COMMONWEALTH OF KENTUCKY
APPELLEE
OPINION
AFFIRMING
** ** ** ** **
BEFORE:
KNOPF, SCHRODER, AND TACKETT, JUDGES.
SCHRODER, JUDGE:
This is an appeal from a jury verdict
convicting Jason Andrew Fitzgerald of second-degree assault;
receiving stolen property over $300.00; carrying a concealed
deadly weapon; operating a motor vehicle under the influence;
leaving the scene of an accident; and no operator’s license.
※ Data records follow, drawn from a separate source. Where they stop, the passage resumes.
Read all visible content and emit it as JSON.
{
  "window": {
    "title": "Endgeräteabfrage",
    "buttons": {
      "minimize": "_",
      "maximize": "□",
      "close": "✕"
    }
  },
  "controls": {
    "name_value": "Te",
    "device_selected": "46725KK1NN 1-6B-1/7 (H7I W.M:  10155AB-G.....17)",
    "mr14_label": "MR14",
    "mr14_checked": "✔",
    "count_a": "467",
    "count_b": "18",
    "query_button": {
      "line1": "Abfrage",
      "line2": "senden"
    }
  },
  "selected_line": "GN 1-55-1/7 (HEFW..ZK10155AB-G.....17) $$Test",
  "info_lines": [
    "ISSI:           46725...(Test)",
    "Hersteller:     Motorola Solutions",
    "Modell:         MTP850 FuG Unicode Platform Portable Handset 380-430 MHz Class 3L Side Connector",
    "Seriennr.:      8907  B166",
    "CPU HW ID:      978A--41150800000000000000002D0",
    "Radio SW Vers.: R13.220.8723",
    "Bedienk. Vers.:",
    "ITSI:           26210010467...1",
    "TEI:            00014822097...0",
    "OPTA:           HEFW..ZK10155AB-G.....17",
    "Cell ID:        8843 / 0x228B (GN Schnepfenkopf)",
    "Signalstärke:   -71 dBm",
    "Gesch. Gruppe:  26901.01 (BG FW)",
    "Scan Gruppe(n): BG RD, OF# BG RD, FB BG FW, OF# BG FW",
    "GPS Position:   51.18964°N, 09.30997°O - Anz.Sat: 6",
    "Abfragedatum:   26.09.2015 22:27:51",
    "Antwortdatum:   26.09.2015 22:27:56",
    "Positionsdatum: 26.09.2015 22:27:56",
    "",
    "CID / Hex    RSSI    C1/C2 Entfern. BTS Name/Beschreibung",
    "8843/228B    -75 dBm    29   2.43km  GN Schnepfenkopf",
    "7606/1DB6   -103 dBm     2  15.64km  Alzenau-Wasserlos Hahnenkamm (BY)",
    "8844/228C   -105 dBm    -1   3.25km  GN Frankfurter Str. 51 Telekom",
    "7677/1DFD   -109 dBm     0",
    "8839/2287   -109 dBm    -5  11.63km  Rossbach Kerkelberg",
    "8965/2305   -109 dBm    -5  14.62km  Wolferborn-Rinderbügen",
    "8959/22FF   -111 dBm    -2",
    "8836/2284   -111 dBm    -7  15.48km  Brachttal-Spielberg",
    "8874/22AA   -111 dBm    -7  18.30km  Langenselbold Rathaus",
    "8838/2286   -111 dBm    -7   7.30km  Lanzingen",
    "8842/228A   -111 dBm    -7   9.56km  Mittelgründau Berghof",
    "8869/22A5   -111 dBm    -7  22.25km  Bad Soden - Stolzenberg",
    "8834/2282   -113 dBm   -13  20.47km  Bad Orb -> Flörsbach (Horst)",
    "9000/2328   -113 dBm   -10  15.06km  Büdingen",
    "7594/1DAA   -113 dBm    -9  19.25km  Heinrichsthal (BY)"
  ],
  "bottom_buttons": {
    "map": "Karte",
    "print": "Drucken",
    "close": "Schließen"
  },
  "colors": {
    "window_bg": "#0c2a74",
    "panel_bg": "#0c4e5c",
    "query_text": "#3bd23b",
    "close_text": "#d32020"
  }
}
Fitzgerald contends that the trial court should have directed a
verdict in his favor on the charge of receiving stolen property
because the Commonwealth failed to introduce evidence of the
value of the stolen property; that the trial court’s failure to
grant a continuance denied him his right to present a defense;
and that the trial court committed substantial error by
incorrectly instructing the jury on the DUI charge.
We disagree
with all of his contentions and hence affirm.
On December 11, 1999, Stella Leak’s white 1984 Monte
Carlo was stolen from a Chevron station in Verona, Kentucky.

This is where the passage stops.